For Sitara Magazine
By Khalida Sarwari
When Antonio Ricci goes on a desperate search on the streets of Rome for his stolen bicycle in Vittorio De Sicca’s neo-realist masterpiece, The Bicycle Thief, your heart breaks for the man whose entire livelihood depends on the vehicle. The bicycle holds the promise of a job and future for a poor man struggling to survive in a country crippled with poverty after the end of World War II. Hana Makhmalbaf, the 19-year-old daughter of famed Iranian filmmaker Mohsen Makhmalbaf, adopts this neo-realist concept in Buddha Collapsed Out of Shame, a film that tells a similarly complicated tale in simple fashion. Like De Sica, Makhmalbaf injects heartbreaking beauty into an ordinary object, which in the case of this film happens to be a notebook.
It’s a notebook that little Baktay (Nikbakht Noruz), a girl of maybe 5 or 6, pines for and spends an entire day trying to attain after having her interest piqued by Abbas (Abbas Alijome), the sweet-natured boy who lives in the cave next to the one she shares with her mother and infant sister. Setting out to prove to Abbas that she, too, is capable of reading a book and going to school, Baktay journeys atop the caves amid the ruined remnants of the statues of Buddhas and through the busy male-dominated marketplaces of Bamyan in search of a vendor that sells school supplies. Along the way, Baktay receives a lesson in business and trade, but also rejection and what it means to be a girl in a country infested with male chauvinism. For the little girl whose constant refrain throughout the film is “I have to buy a notebook… I’m late for school,” this is the most distressing of all lessons.

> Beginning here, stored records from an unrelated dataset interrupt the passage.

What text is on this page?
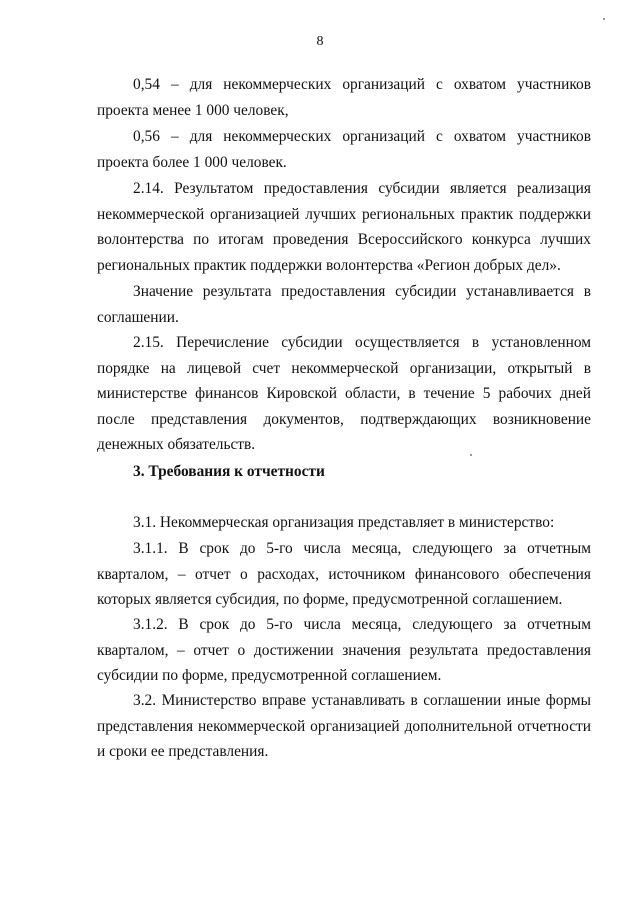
8

0,54 – для некоммерческих организаций с охватом участников проекта менее 1 000 человек,

0,56 – для некоммерческих организаций с охватом участников проекта более 1 000 человек.

2.14. Результатом предоставления субсидии является реализация некоммерческой организацией лучших региональных практик поддержки волонтерства по итогам проведения Всероссийского конкурса лучших региональных практик поддержки волонтерства «Регион добрых дел».

Значение результата предоставления субсидии устанавливается в соглашении.

2.15. Перечисление субсидии осуществляется в установленном порядке на лицевой счет некоммерческой организации, открытый в министерстве финансов Кировской области, в течение 5 рабочих дней после представления документов, подтверждающих возникновение денежных обязательств.

3. Требования к отчетности

3.1. Некоммерческая организация представляет в министерство:

3.1.1. В срок до 5-го числа месяца, следующего за отчетным кварталом, – отчет о расходах, источником финансового обеспечения которых является субсидия, по форме, предусмотренной соглашением.

3.1.2. В срок до 5-го числа месяца, следующего за отчетным кварталом, – отчет о достижении значения результата предоставления субсидии по форме, предусмотренной соглашением.

3.2. Министерство вправе устанавливать в соглашении иные формы представления некоммерческой организацией дополнительной отчетности и сроки ее представления.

The final shot is perhaps the finest of the film. As Baktay and Abbas try to escape a band of junior Taliban boys who have been bullying them on numerous occasions throughout the day, Abbas decides to fool them by falling down and playing dead on the roadside. This tactic does the trick and the bullies run feverishly past him in full pursuit of Baktay. Abbas hastily gets up and calls after her, “Baktay, die and you’ll be free!” We never find out what happens next to either of the children as the film concludes in the same manner it initially began: a loud explosion. We are left to wonder: do Abbas and Baktay perish at the hands of the Taliban-in-training in the same way that the statues of Buddhas did at the hands of the real militants in March 2001?
Buddha is a respectable effort from Makhmalbaf, remarkable even, when taken into consideration that she was only 18 when she made the film. The challenging task has paid off for the young filmmaker, as the film was recently selected to be included in San Francisco’s International Asian-American Film Festival. Buddha also won the Glass Bear and Peace Film Award at the Berlin International Film Festival and the TVE Otra Mirada Award at the San Sebastian International Film Festival. It isn’t a perfect film; a number of scenes are drawn-out and some of the points made are less than subtle. Still it is worth viewing if only to see the devastating image of the Buddhas of Bamyan “collapsing,” taking down with them centuries of Afghanistan’s rich and beautiful history.